Sure, it’s here: uavcan.org/specification

Regarding the service discipline: UAVCAN does not define a time-triggered mode because it is, generally, incompatible with full decentralization. It doesn’t prevent one from implementing time-triggered behaviors though, but it is not endorsed by the protocol itself and is unlikely to be.

If I read you correctly, you seem to be implying that non-work-conserving service disciplines (time-triggered mode) are superior to work-conserving disciplines (pure CSMA/CA) in terms of throughput and latency. As far as I understand network calculus, this is not true in general. The benefit of TT mode (or WC disciplines in general) is that may simplify the analysis compared to non-WC disciplines, thereby, perhaps, reducing the cost of design and verification in some aspects, while introducing (usually) centralized time management and possibly limiting the overall network resource utilization factor (which follows from the definition of non-WC policies).

I certainly agree with your proposal that proper allocation of the port priorities that would satisfy the timing constraints can be a daunting task. If you would like to approach the task formally, I can recommend two helpful resources to start with (you can find them online):

“Network Calculus: A Comprehensive Guide”, Bemten & Kellerer
“Safety and Certification Approaches for Ethernet-Based Aviation Databuses”, chapter 5 “Analysis of deterministic data communication”, Lee et al.

Most of the theory is focused on point-to-point switched networks which is not directly applicable to the CAN bus.

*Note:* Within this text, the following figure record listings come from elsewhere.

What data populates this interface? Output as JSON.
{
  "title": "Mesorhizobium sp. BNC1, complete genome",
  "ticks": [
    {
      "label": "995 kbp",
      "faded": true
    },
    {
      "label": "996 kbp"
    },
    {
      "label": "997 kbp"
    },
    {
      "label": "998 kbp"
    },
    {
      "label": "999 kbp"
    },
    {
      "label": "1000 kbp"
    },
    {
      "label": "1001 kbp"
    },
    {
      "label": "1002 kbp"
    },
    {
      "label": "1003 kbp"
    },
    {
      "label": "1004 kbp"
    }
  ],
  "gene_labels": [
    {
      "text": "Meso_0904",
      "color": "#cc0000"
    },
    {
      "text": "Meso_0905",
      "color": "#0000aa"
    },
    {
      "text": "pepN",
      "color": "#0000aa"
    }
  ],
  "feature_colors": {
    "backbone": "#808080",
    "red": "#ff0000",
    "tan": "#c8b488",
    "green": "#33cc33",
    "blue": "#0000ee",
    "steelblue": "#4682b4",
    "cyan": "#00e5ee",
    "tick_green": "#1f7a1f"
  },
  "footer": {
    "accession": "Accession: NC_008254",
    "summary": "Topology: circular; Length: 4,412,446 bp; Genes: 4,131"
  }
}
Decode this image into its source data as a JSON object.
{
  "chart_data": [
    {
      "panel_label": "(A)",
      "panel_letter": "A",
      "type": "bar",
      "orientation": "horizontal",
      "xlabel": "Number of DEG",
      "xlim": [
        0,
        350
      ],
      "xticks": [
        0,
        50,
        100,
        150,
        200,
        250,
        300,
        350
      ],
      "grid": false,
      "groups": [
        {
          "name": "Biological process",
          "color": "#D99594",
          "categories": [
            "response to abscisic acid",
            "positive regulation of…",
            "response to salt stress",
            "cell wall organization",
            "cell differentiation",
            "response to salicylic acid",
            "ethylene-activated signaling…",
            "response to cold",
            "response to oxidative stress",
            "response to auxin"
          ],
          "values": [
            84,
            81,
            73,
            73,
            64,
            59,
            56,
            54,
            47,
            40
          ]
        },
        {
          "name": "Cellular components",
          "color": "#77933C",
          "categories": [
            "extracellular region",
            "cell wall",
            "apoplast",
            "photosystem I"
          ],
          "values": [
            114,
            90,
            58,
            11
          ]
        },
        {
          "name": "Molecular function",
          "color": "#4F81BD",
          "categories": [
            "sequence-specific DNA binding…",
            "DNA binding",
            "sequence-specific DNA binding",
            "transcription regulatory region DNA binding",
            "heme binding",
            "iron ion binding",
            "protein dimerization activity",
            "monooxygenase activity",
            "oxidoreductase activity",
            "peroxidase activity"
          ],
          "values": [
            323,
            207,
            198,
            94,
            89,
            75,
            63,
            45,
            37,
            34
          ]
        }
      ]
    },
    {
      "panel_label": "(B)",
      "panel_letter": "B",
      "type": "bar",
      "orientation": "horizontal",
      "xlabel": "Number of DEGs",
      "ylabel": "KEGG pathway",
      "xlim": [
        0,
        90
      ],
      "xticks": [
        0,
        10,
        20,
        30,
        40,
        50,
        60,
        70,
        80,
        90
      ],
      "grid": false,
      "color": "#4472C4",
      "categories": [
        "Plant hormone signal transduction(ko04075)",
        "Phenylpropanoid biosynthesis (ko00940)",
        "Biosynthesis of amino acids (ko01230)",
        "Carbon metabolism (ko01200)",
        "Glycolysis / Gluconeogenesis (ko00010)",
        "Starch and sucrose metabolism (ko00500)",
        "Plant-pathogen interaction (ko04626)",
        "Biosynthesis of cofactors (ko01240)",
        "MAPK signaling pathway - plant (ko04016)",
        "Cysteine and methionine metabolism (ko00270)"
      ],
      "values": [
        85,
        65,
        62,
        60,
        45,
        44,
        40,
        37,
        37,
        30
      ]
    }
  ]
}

However, at least to some extent, you can model the CAN bus as an IQ-switch (the bus itself is then viewed as the switch’s fabric with no speed-up) to apply the theory developed for switched networks to CAN.

Deterministic scheduling is an interesting topic that is critically important for many UAVCAN applications. It is true that it is mostly overlooked by the existing tools out there, making life unnecessarily difficult for adopters like you, but I was hoping to approach it one day as part of our work the Yukon project. Maybe you or whoever is reading this could lend us a hand here, that would be appreciated.